Less than forty-five minutes after the first telegram was delivered, a knock on the door of Parker house brought the second of the two telegrams. It read: “Marion secure. Use good judgment. Interference with my plans dangerous.” Again the telegram was signed: “Marion Parker and George Fox.” Taylor immediately checked the address of the sender and found it to be fictitious.
When District Attorney Keyes read Detectives Lucas and Raymond’s initial report, the thing about the situation that disturbed him most was how the grief-stricken Mr. Perry Parker had pleaded with Inspector Taylor to allow him to pay the kidnapper without interference. As in the case of Dr. Wagner, District Attorney Keyes was a friend of Mr. Parker. They knew each other from childhood, and Keyes had known Marion and her twin sister from birth. The district attorney noted that Chief Inspector Taylor suggested to Mr. Parker that the police might actually apprehend those involved in the abduction before it was necessary to furnish the criminals with money. Keys agreed with his detectives that Mr. Parker needed to remain on the list of possible suspects.
Inspector Taylor and Mr. Parker were discussing the issue of ransom at the Parker home when they heard a strong knock at the front door. A United States postman with a special delivery letter sent from the main post office in downtown Los Angeles delivered the note everybody was waiting for:
DEATH
P. M. PARKER
Use good judgment. You are the loser. Do this. Secure 75 $20 gold certificates U. S. Currency 1500 dollars at once. KEEP THEM ON YOUR PERSON. GO ABOUT YOUR DAILY BUSINESS AS USUAL. Leave out police and detectives. Make no public notice. KEEP THIS AFFAIR PRIVATE. Make no search. Fulfilling these terms with the transfer of the currency will secure the
return of the girl.
FAILURE TO COMPLY WITH THESE REQUESTS MEANS NO ONE WILL EVER SEE THE GIRL AGAIN. Except the Angels in Heaven. The affair must end one way or the other within 3 days. 72 Hrs.
You will receive further notice. BUT THE TERMS REMAIN THE SAME.
FATE
If you want aid against me ask God, not man.

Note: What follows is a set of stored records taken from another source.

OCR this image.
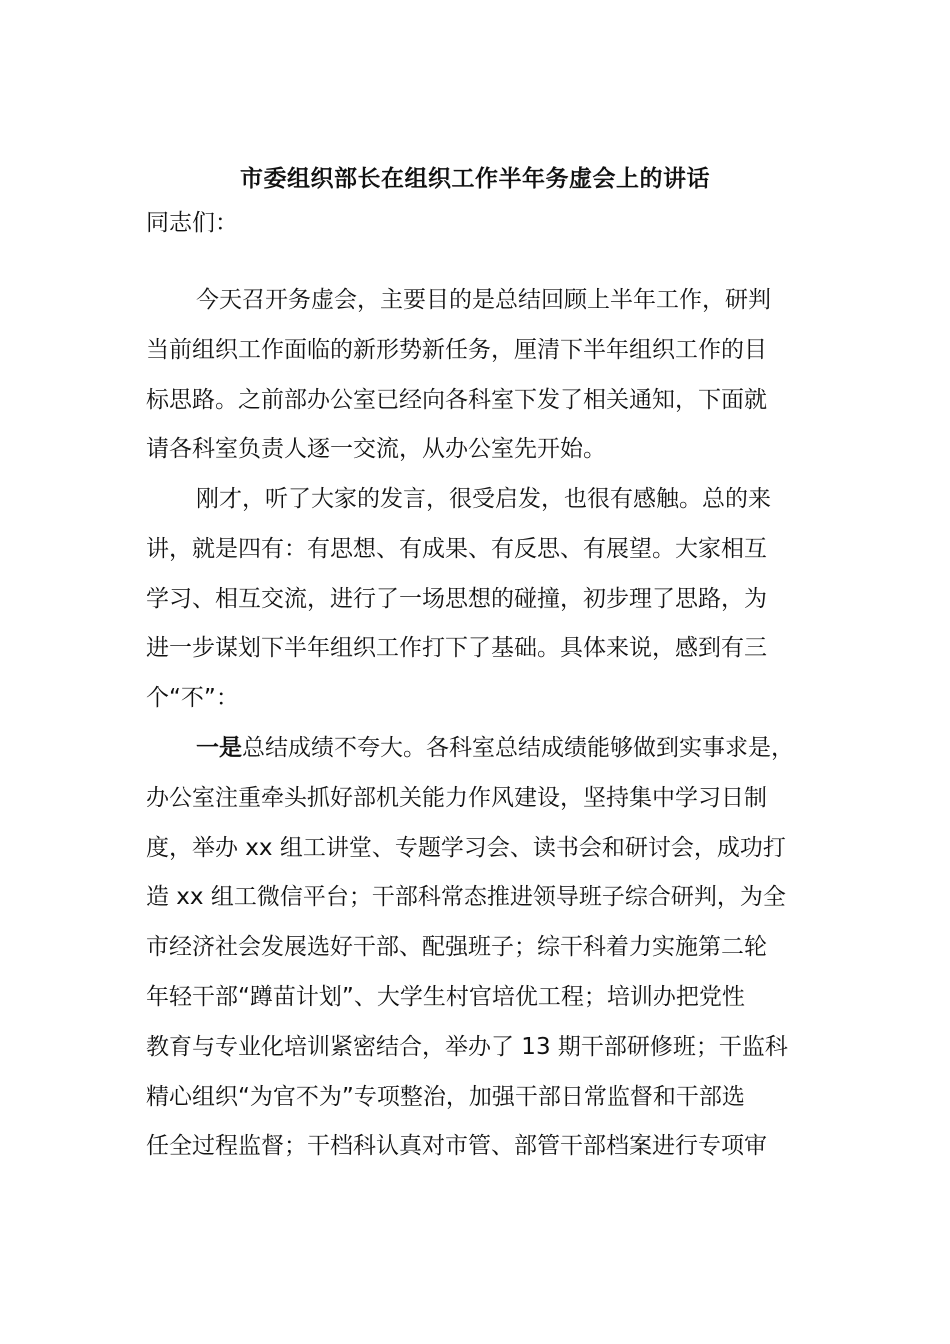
市委组织部长在组织工作半年务虚会上的讲话

同志们：

今天召开务虚会，主要目的是总结回顾上半年工作，研判
当前组织工作面临的新形势新任务，厘清下半年组织工作的目
标思路。之前部办公室已经向各科室下发了相关通知，下面就
请各科室负责人逐一交流，从办公室先开始。
刚才，听了大家的发言，很受启发，也很有感触。总的来
讲，就是四有：有思想、有成果、有反思、有展望。大家相互
学习、相互交流，进行了一场思想的碰撞，初步理了思路，为
进一步谋划下半年组织工作打下了基础。具体来说，感到有三
个“不”：
一是总结成绩不夸大。各科室总结成绩能够做到实事求是，
办公室注重牵头抓好部机关能力作风建设，坚持集中学习日制
度，举办 xx 组工讲堂、专题学习会、读书会和研讨会，成功打
造 xx 组工微信平台；干部科常态推进领导班子综合研判，为全
市经济社会发展选好干部、配强班子；综干科着力实施第二轮
年轻干部“蹲苗计划”、大学生村官培优工程；培训办把党性
教育与专业化培训紧密结合，举办了 13 期干部研修班；干监科
精心组织“为官不为”专项整治，加强干部日常监督和干部选
任全过程监督；干档科认真对市管、部管干部档案进行专项审
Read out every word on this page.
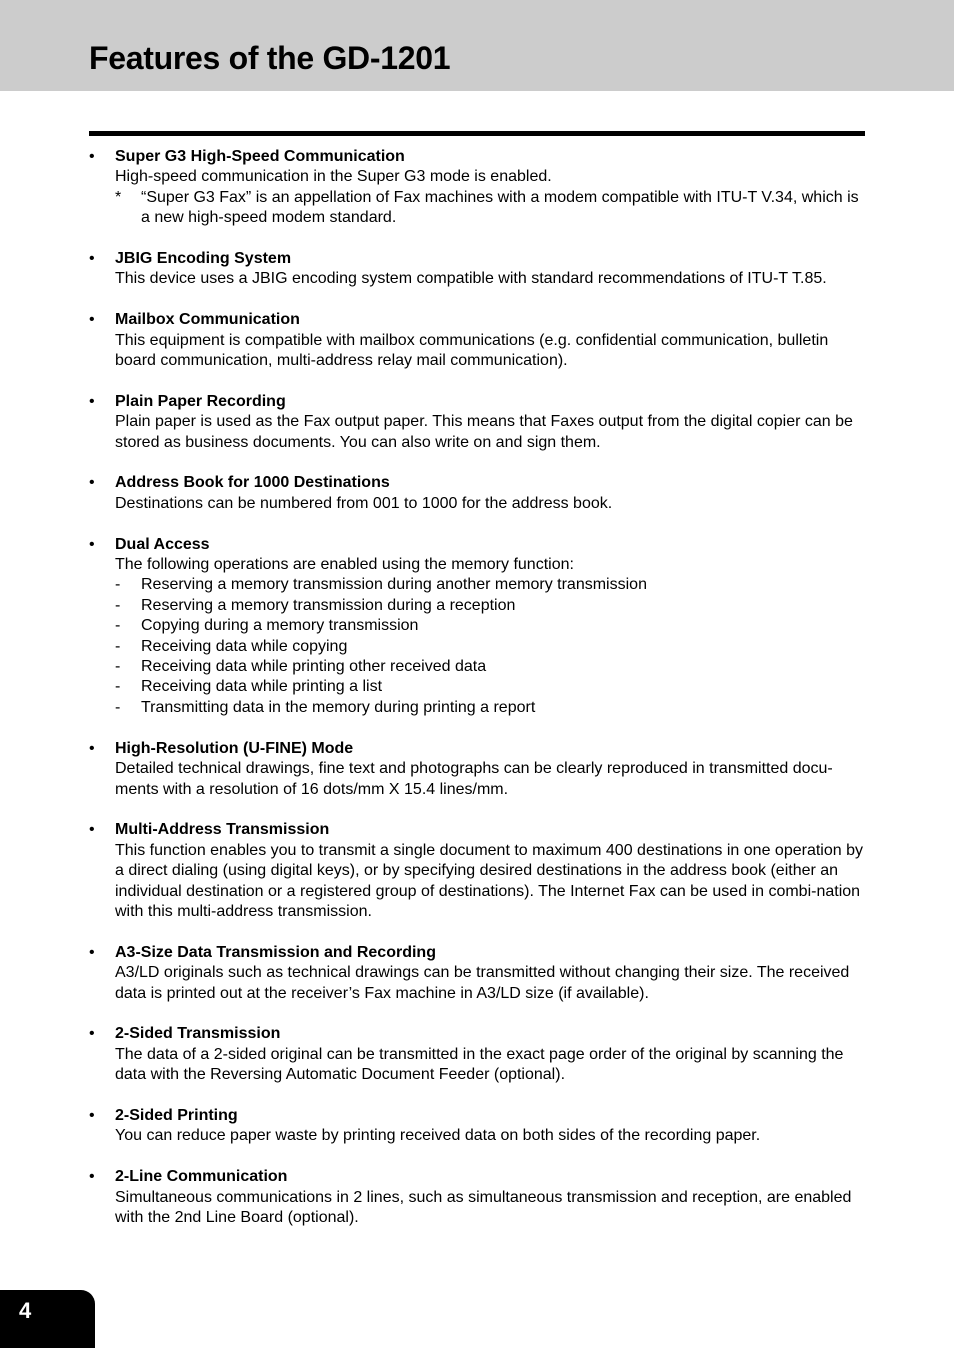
Features of the GD-1201
• Super G3 High-Speed Communication
High-speed communication in the Super G3 mode is enabled.
* “Super G3 Fax” is an appellation of Fax machines with a modem compatible with ITU-T V.34, which is a new high-speed modem standard.
• JBIG Encoding System
This device uses a JBIG encoding system compatible with standard recommendations of ITU-T T.85.
• Mailbox Communication
This equipment is compatible with mailbox communications (e.g. confidential communication, bulletin board communication, multi-address relay mail communication).
• Plain Paper Recording
Plain paper is used as the Fax output paper. This means that Faxes output from the digital copier can be stored as business documents. You can also write on and sign them.
• Address Book for 1000 Destinations
Destinations can be numbered from 001 to 1000 for the address book.
• Dual Access
The following operations are enabled using the memory function:
- Reserving a memory transmission during another memory transmission
- Reserving a memory transmission during a reception
- Copying during a memory transmission
- Receiving data while copying
- Receiving data while printing other received data
- Receiving data while printing a list
- Transmitting data in the memory during printing a report
• High-Resolution (U-FINE) Mode
Detailed technical drawings, fine text and photographs can be clearly reproduced in transmitted docu-ments with a resolution of 16 dots/mm X 15.4 lines/mm.
• Multi-Address Transmission
This function enables you to transmit a single document to maximum 400 destinations in one operation by a direct dialing (using digital keys), or by specifying desired destinations in the address book (either an individual destination or a registered group of destinations). The Internet Fax can be used in combi-nation with this multi-address transmission.
• A3-Size Data Transmission and Recording
A3/LD originals such as technical drawings can be transmitted without changing their size. The received data is printed out at the receiver’s Fax machine in A3/LD size (if available).
• 2-Sided Transmission
The data of a 2-sided original can be transmitted in the exact page order of the original by scanning the data with the Reversing Automatic Document Feeder (optional).
• 2-Sided Printing
You can reduce paper waste by printing received data on both sides of the recording paper.
• 2-Line Communication
Simultaneous communications in 2 lines, such as simultaneous transmission and reception, are enabled with the 2nd Line Board (optional).
4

The kidnapper had made an effort to give credence to his demands by allowing Marion Parker to write a simple statement to her parents in her own handwriting:
Dear Daddy and Mother: I wish I could come home. I think I’ll die if I have to be like this much longer. Won’t someone tell me why this has to happen to me. Daddy please do what this man tells you or he’ll kill me if you don’t.
Your loving daughter,
Marion Parker
Mr. Parker was clearly traumatized by the contents of the message. He knew he had broken the kidnapper’s first demand by notifying the police as soon as he became aware of his daughter’s disappearance. Police could not decide if his emotional reaction to the note removed him from the suspect list or if it was simply a ploy to deflect attention. Parker claimed that all he wanted was to have his daughter returned home safely and that he was prepared to do anything to make that happen. He claimed the amount of ransom money and the apprehension of those responsible did not concern him.
After several hours of heated discussion, Mr. Parker persuaded the LAPD to work behind the scenes while he fulfilled the terms of the ransom note. As instructed he went to work the next day at his usual time and gathered 75 twenty dollar gold certificates. At the end of the day he went home and waited for the kidnapper to give him further details. The first of several phone calls came at 8:00 p.m. Mr. Parker listened carefully to the instructions.